Question

The high temperatures (in degrees Fahrenheit) of a random sample of 6 small towns are: 99 97.5 97.9 99.4 97 97.7 Assume high temperatures are normally distributed. Based on this data, find the 95% confidence interval of the mean high temperature of towns. Enter your answer as an open-interval (i.e., parentheses) accurate to two decimal places (because the sample data are reported accurate to one decimal place).

Answer 1

What are the option for the question

Answer 2

The 95% confidence interval for the mean high temperature of towns is approximately (97.66, 99.50)
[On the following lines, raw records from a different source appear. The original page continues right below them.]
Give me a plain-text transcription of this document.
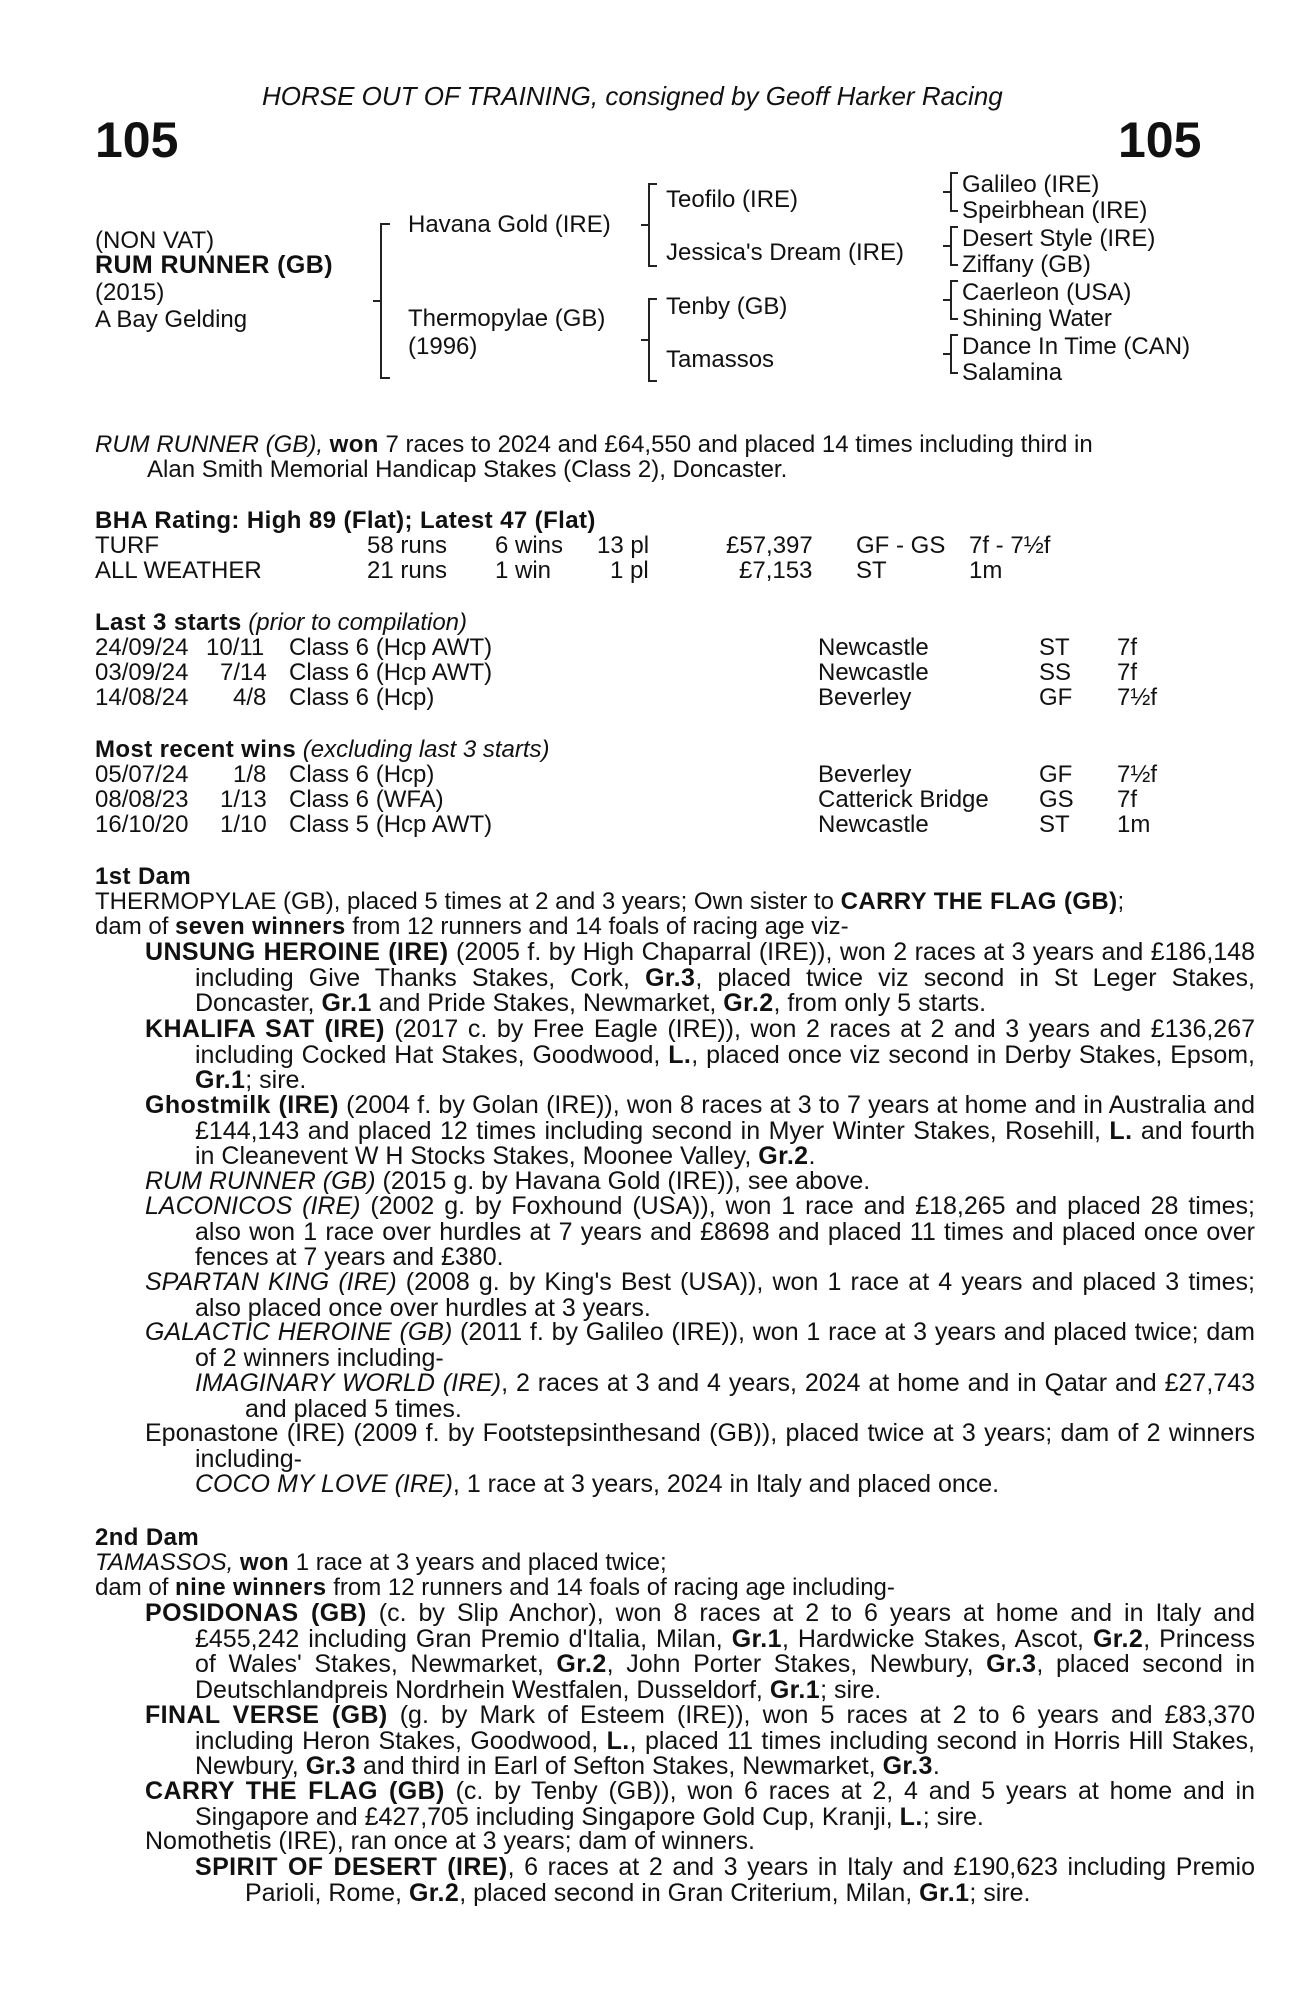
HORSE OUT OF TRAINING, consigned by Geoff Harker Racing
105	105
(NON VAT)
RUM RUNNER (GB)
(2015)
A Bay Gelding
Havana Gold (IRE)
Thermopylae (GB)
(1996)
Teofilo (IRE)
Jessica's Dream (IRE)
Tenby (GB)
Tamassos
Galileo (IRE)
Speirbhean (IRE)
Desert Style (IRE)
Ziffany (GB)
Caerleon (USA)
Shining Water
Dance In Time (CAN)
Salamina
RUM RUNNER (GB), won 7 races to 2024 and £64,550 and placed 14 times including third in
Alan Smith Memorial Handicap Stakes (Class 2), Doncaster.
BHA Rating: High 89 (Flat); Latest 47 (Flat)
TURF	58 runs 6 wins 13 pl	£57,397 GF - GS 7f - 7½f
ALL WEATHER	21 runs 1 win 1 pl	£7,153 ST	1m
Last 3 starts (prior to compilation)
24/09/24 10/11 Class 6 (Hcp AWT)	Newcastle	ST 7f
03/09/24 7/14 Class 6 (Hcp AWT)	Newcastle	SS 7f
14/08/24 4/8 Class 6 (Hcp)	Beverley	GF 7½f
Most recent wins (excluding last 3 starts)
05/07/24 1/8 Class 6 (Hcp)	Beverley	GF 7½f
08/08/23 1/13 Class 6 (WFA)	Catterick Bridge GS 7f
16/10/20 1/10 Class 5 (Hcp AWT)	Newcastle	ST 1m
1st Dam
THERMOPYLAE (GB), placed 5 times at 2 and 3 years; Own sister to CARRY THE FLAG (GB);
dam of seven winners from 12 runners and 14 foals of racing age viz-
UNSUNG HEROINE (IRE) (2005 f. by High Chaparral (IRE)), won 2 races at 3 years and £186,148 including Give Thanks Stakes, Cork, Gr.3, placed twice viz second in St Leger Stakes, Doncaster, Gr.1 and Pride Stakes, Newmarket, Gr.2, from only 5 starts.
KHALIFA SAT (IRE) (2017 c. by Free Eagle (IRE)), won 2 races at 2 and 3 years and £136,267 including Cocked Hat Stakes, Goodwood, L., placed once viz second in Derby Stakes, Epsom, Gr.1; sire.
Ghostmilk (IRE) (2004 f. by Golan (IRE)), won 8 races at 3 to 7 years at home and in Australia and £144,143 and placed 12 times including second in Myer Winter Stakes, Rosehill, L. and fourth in Cleanevent W H Stocks Stakes, Moonee Valley, Gr.2.
RUM RUNNER (GB) (2015 g. by Havana Gold (IRE)), see above.
LACONICOS (IRE) (2002 g. by Foxhound (USA)), won 1 race and £18,265 and placed 28 times; also won 1 race over hurdles at 7 years and £8698 and placed 11 times and placed once over fences at 7 years and £380.
SPARTAN KING (IRE) (2008 g. by King's Best (USA)), won 1 race at 4 years and placed 3 times; also placed once over hurdles at 3 years.
GALACTIC HEROINE (GB) (2011 f. by Galileo (IRE)), won 1 race at 3 years and placed twice; dam of 2 winners including-
IMAGINARY WORLD (IRE), 2 races at 3 and 4 years, 2024 at home and in Qatar and £27,743 and placed 5 times.
Eponastone (IRE) (2009 f. by Footstepsinthesand (GB)), placed twice at 3 years; dam of 2 winners including-
COCO MY LOVE (IRE), 1 race at 3 years, 2024 in Italy and placed once.
2nd Dam
TAMASSOS, won 1 race at 3 years and placed twice;
dam of nine winners from 12 runners and 14 foals of racing age including-
POSIDONAS (GB) (c. by Slip Anchor), won 8 races at 2 to 6 years at home and in Italy and £455,242 including Gran Premio d'Italia, Milan, Gr.1, Hardwicke Stakes, Ascot, Gr.2, Princess of Wales' Stakes, Newmarket, Gr.2, John Porter Stakes, Newbury, Gr.3, placed second in Deutschlandpreis Nordrhein Westfalen, Dusseldorf, Gr.1; sire.
FINAL VERSE (GB) (g. by Mark of Esteem (IRE)), won 5 races at 2 to 6 years and £83,370 including Heron Stakes, Goodwood, L., placed 11 times including second in Horris Hill Stakes, Newbury, Gr.3 and third in Earl of Sefton Stakes, Newmarket, Gr.3.
CARRY THE FLAG (GB) (c. by Tenby (GB)), won 6 races at 2, 4 and 5 years at home and in Singapore and £427,705 including Singapore Gold Cup, Kranji, L.; sire.
Nomothetis (IRE), ran once at 3 years; dam of winners.
SPIRIT OF DESERT (IRE), 6 races at 2 and 3 years in Italy and £190,623 including Premio Parioli, Rome, Gr.2, placed second in Gran Criterium, Milan, Gr.1; sire.
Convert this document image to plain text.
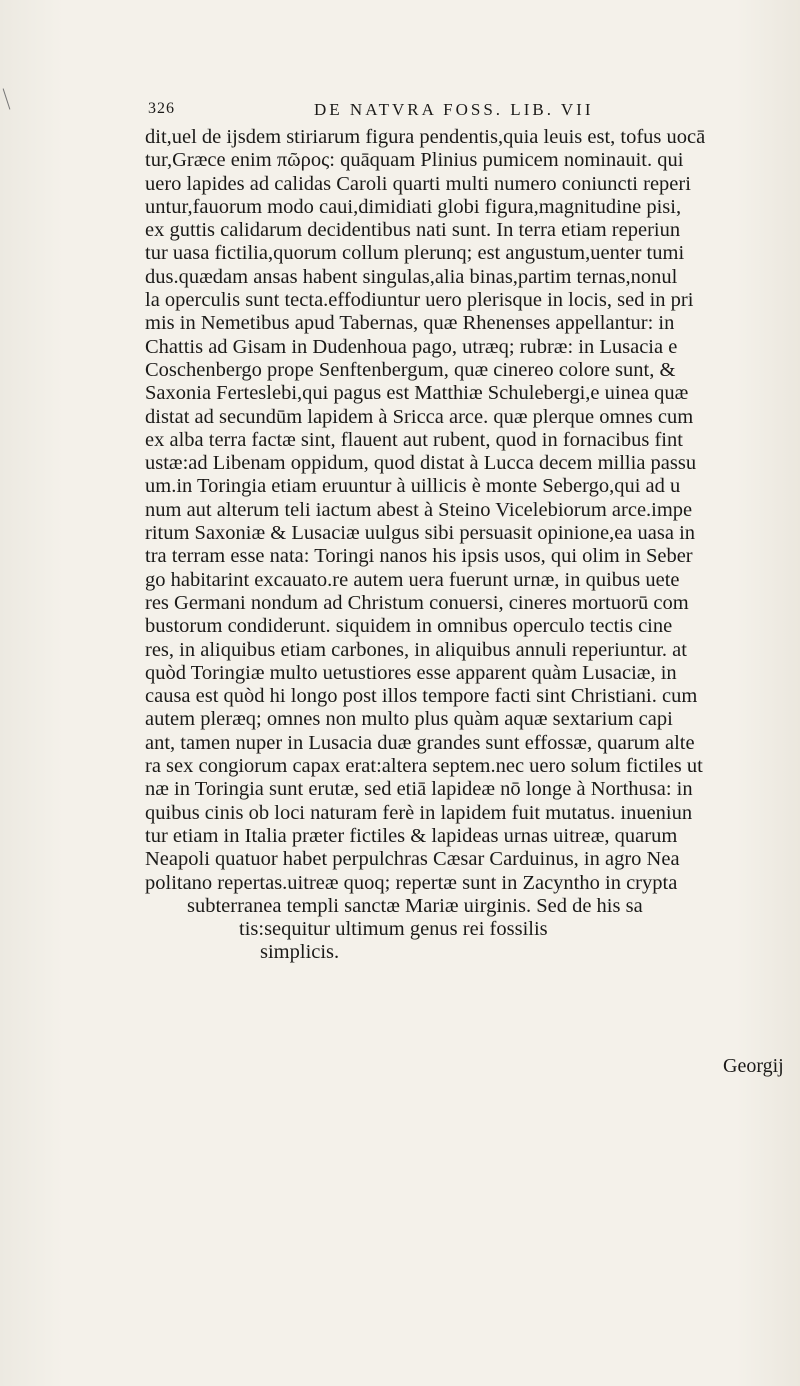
326	DE NATVRA FOSS. LIB. VII
dit,uel de ijsdem stiriarum figura pendentis,quia leuis est, tofus uocā
tur,Græce enim πῶρος: quāquam Plinius pumicem nominauit. qui
uero lapides ad calidas Caroli quarti multi numero coniuncti reperi
untur,fauorum modo caui,dimidiati globi figura,magnitudine pisi,
ex guttis calidarum decidentibus nati sunt. In terra etiam reperiun
tur uasa fictilia,quorum collum plerunq; est angustum,uenter tumi
dus.quædam ansas habent singulas,alia binas,partim ternas,nonul
la operculis sunt tecta.effodiuntur uero plerisque in locis, sed in pri
mis in Nemetibus apud Tabernas, quæ Rhenenses appellantur: in
Chattis ad Gisam in Dudenhoua pago, utræq; rubræ: in Lusacia e
Coschenbergo prope Senftenbergum, quæ cinereo colore sunt, &
Saxonia Ferteslebi,qui pagus est Matthiæ Schulebergi,e uinea quæ
distat ad secundūm lapidem à Sricca arce. quæ plerque omnes cum
ex alba terra factæ sint, flauent aut rubent, quod in fornacibus fint
ustæ:ad Libenam oppidum, quod distat à Lucca decem millia passu
um.in Toringia etiam eruuntur à uillicis è monte Sebergo,qui ad u
num aut alterum teli iactum abest à Steino Vicelebiorum arce.impe
ritum Saxoniæ & Lusaciæ uulgus sibi persuasit opinione,ea uasa in
tra terram esse nata: Toringi nanos his ipsis usos, qui olim in Seber
go habitarint excauato.re autem uera fuerunt urnæ, in quibus uete
res Germani nondum ad Christum conuersi, cineres mortuorū com
bustorum condiderunt. siquidem in omnibus operculo tectis cine
res, in aliquibus etiam carbones, in aliquibus annuli reperiuntur. at
quòd Toringiæ multo uetustiores esse apparent quàm Lusaciæ, in
causa est quòd hi longo post illos tempore facti sint Christiani. cum
autem pleræq; omnes non multo plus quàm aquæ sextarium capi
ant, tamen nuper in Lusacia duæ grandes sunt effossæ, quarum alte
ra sex congiorum capax erat:altera septem.nec uero solum fictiles ut
næ in Toringia sunt erutæ, sed etiā lapideæ nō longe à Northusa: in
quibus cinis ob loci naturam ferè in lapidem fuit mutatus. inueniun
tur etiam in Italia præter fictiles & lapideas urnas uitreæ, quarum
Neapoli quatuor habet perpulchras Cæsar Carduinus, in agro Nea
politano repertas.uitreæ quoq; repertæ sunt in Zacyntho in crypta
subterranea templi sanctæ Mariæ uirginis. Sed de his sa
tis:sequitur ultimum genus rei fossilis
simplicis.
Georgij
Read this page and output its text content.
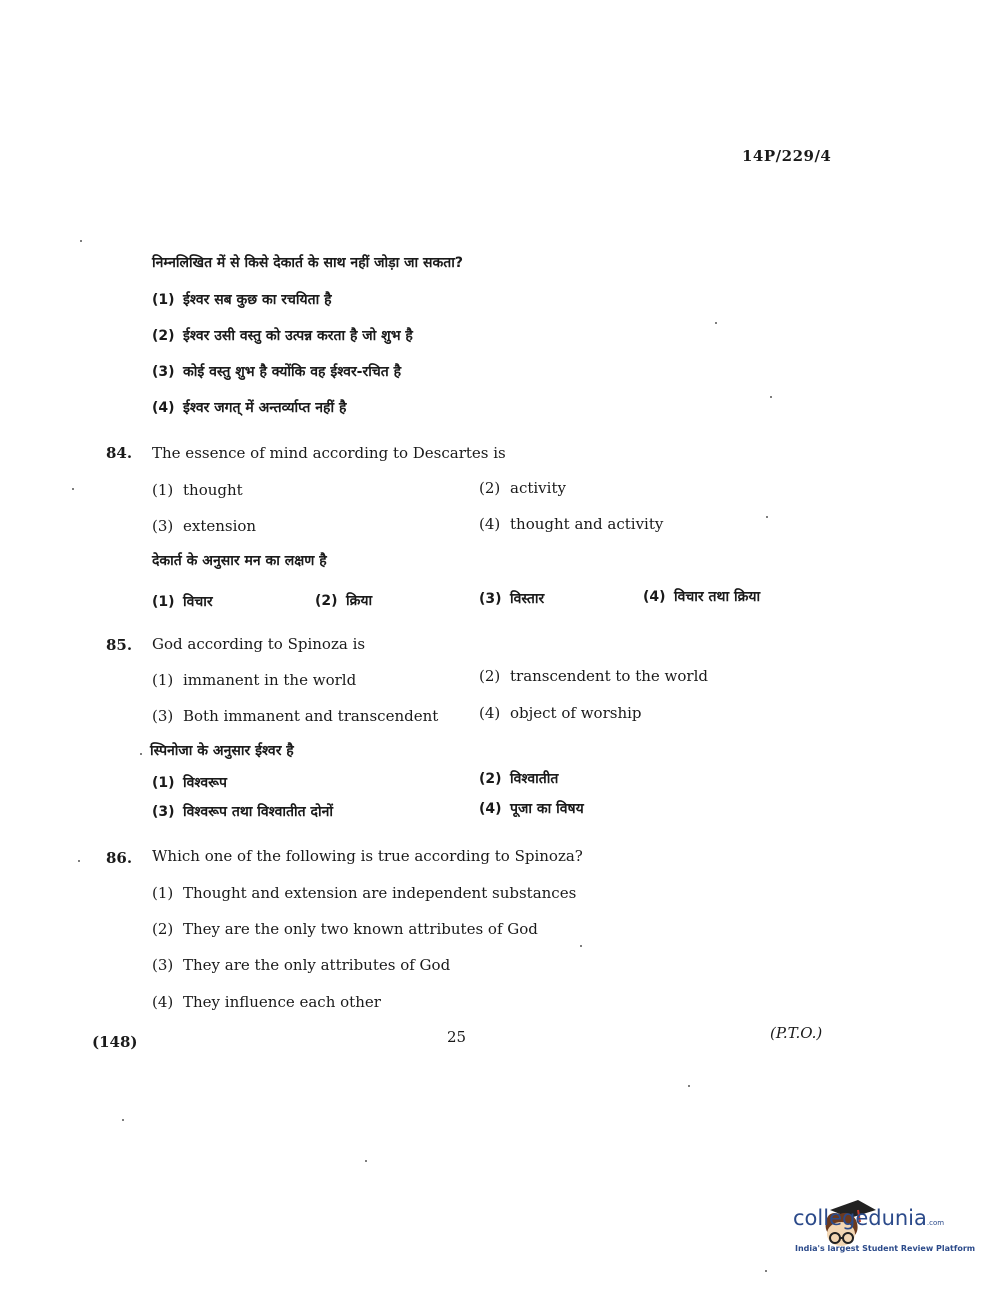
14P/229/4
निम्नलिखित में से किसे देकार्त के साथ नहीं जोड़ा जा सकता?
(1) ईश्वर सब कुछ का रचयिता है
(2) ईश्वर उसी वस्तु को उत्पन्न करता है जो शुभ है
(3) कोई वस्तु शुभ है क्योंकि वह ईश्वर-रचित है
(4) ईश्वर जगत् में अन्तर्व्याप्त नहीं है
84. The essence of mind according to Descartes is
(1) thought	(2) activity
(3) extension	(4) thought and activity
देकार्त के अनुसार मन का लक्षण है
(1) विचार	(2) क्रिया	(3) विस्तार	(4) विचार तथा क्रिया
85. God according to Spinoza is
(1) immanent in the world	(2) transcendent to the world
(3) Both immanent and transcendent	(4) object of worship
स्पिनोजा के अनुसार ईश्वर है
(1) विश्वरूप	(2) विश्वातीत
(3) विश्वरूप तथा विश्वातीत दोनों	(4) पूजा का विषय
86. Which one of the following is true according to Spinoza?
(1) Thought and extension are independent substances
(2) They are the only two known attributes of God
(3) They are the only attributes of God
(4) They influence each other
(148)	25	(P.T.O.)
collegedunia.com
India's largest Student Review Platform
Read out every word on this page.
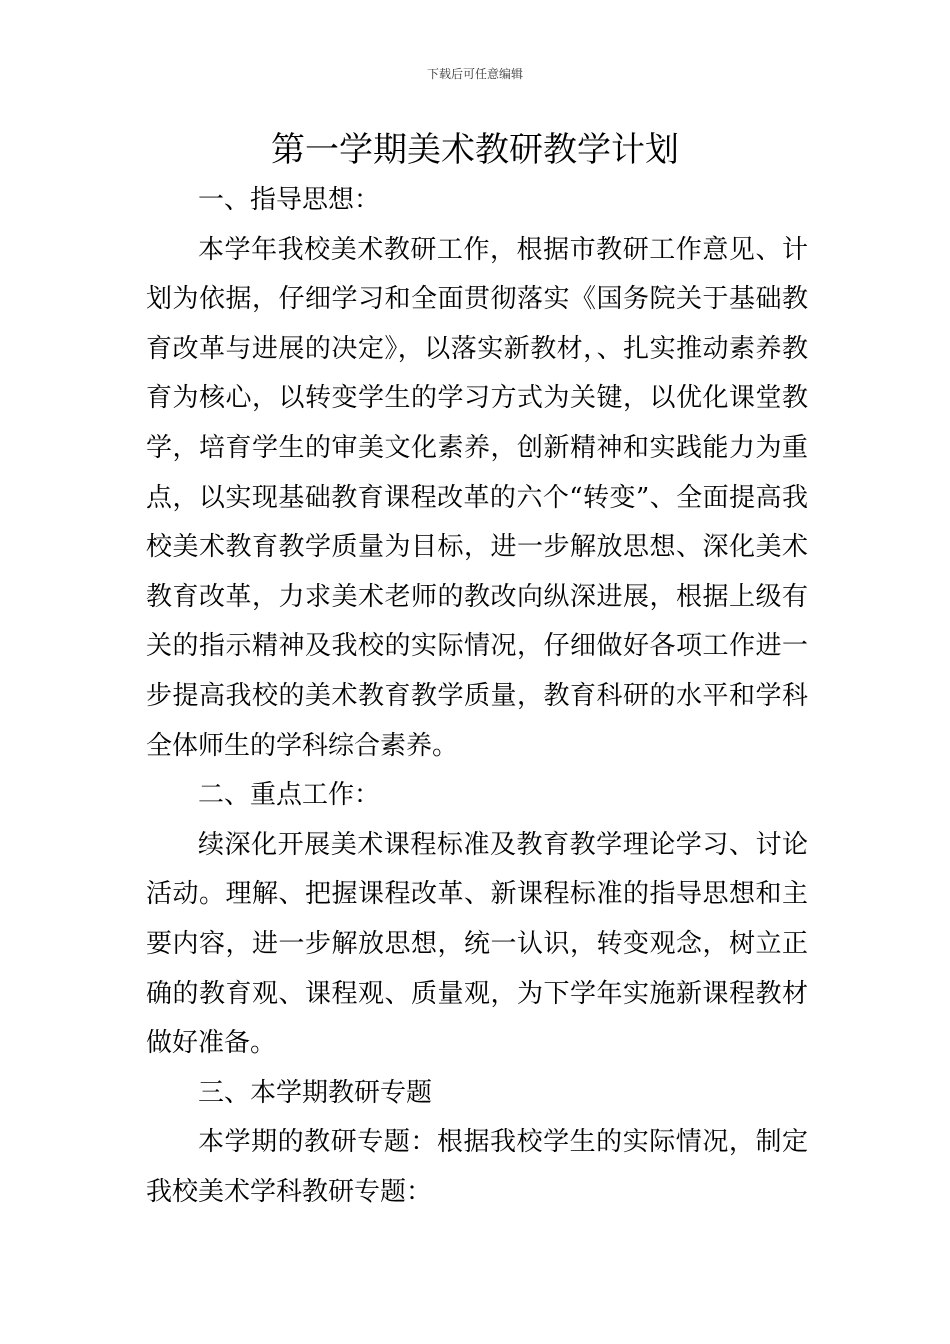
下载后可任意编辑
第一学期美术教研教学计划

一、指导思想：

本学年我校美术教研工作，根据市教研工作意见、计划为依据，仔细学习和全面贯彻落实《国务院关于基础教育改革与进展的决定》，以落实新教材，、扎实推动素养教育为核心，以转变学生的学习方式为关键，以优化课堂教学，培育学生的审美文化素养，创新精神和实践能力为重点，以实现基础教育课程改革的六个“转变”、全面提高我校美术教育教学质量为目标，进一步解放思想、深化美术教育改革，力求美术老师的教改向纵深进展，根据上级有关的指示精神及我校的实际情况，仔细做好各项工作进一步提高我校的美术教育教学质量，教育科研的水平和学科全体师生的学科综合素养。

二、重点工作：

续深化开展美术课程标准及教育教学理论学习、讨论活动。理解、把握课程改革、新课程标准的指导思想和主要内容，进一步解放思想，统一认识，转变观念，树立正确的教育观、课程观、质量观，为下学年实施新课程教材做好准备。

三、本学期教研专题

本学期的教研专题：根据我校学生的实际情况，制定我校美术学科教研专题：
How to calculate confidence interval

To find the 95% confidence interval of the mean high temperature of towns based on the given data, use the formula below

`CI = \bar{x} \± (t * (s/\sqrt n))`

Where:

CI represents the confidence interval

`\bar{x}` is the sample mean

t is the critical value from the t-distribution for the desired confidence level and degrees of freedom

s is the sample standard deviation

n is the sample size

Given data:

Sample size (n) = 6

Sample mean (
`\bar{x}`) = (99 + 97.5 + 97.9 + 99.4 + 97 + 97.7) / 6 ≈ 98.58 (rounded to two decimal places)

To calculate the sample standard deviation (s),

compute the differences between each temperature value and the sample mean,

square those differences,

sum them up,

divide by (n-1), and

take the square root:

`s= \sqrt((99-98.58)^2 + (97.5-98.58)^2 + (97.9-98.58)^2 + (99.4-98.58)^2 + (97-98.58)^2 + (97.7-98.58)^2)/(6-1)]`

s ≈ 0.877

Next, determine the critical value (t) for a 95% confidence level with 5 degrees of freedom (n-1).

Using a t-table, t ≈ 2.571

Now plug in the values into the confidence interval formula:

CI = 98.58 ± (2.571 * (0.877/√6))

CI ≈ 98.58 ± (2.571 * 0.358)

CI ≈ 98.58 ± 0.921

Therefore, the 95% confidence interval for the mean high temperature of towns is approximately (97.66, 99.50) (rounded to two decimal places).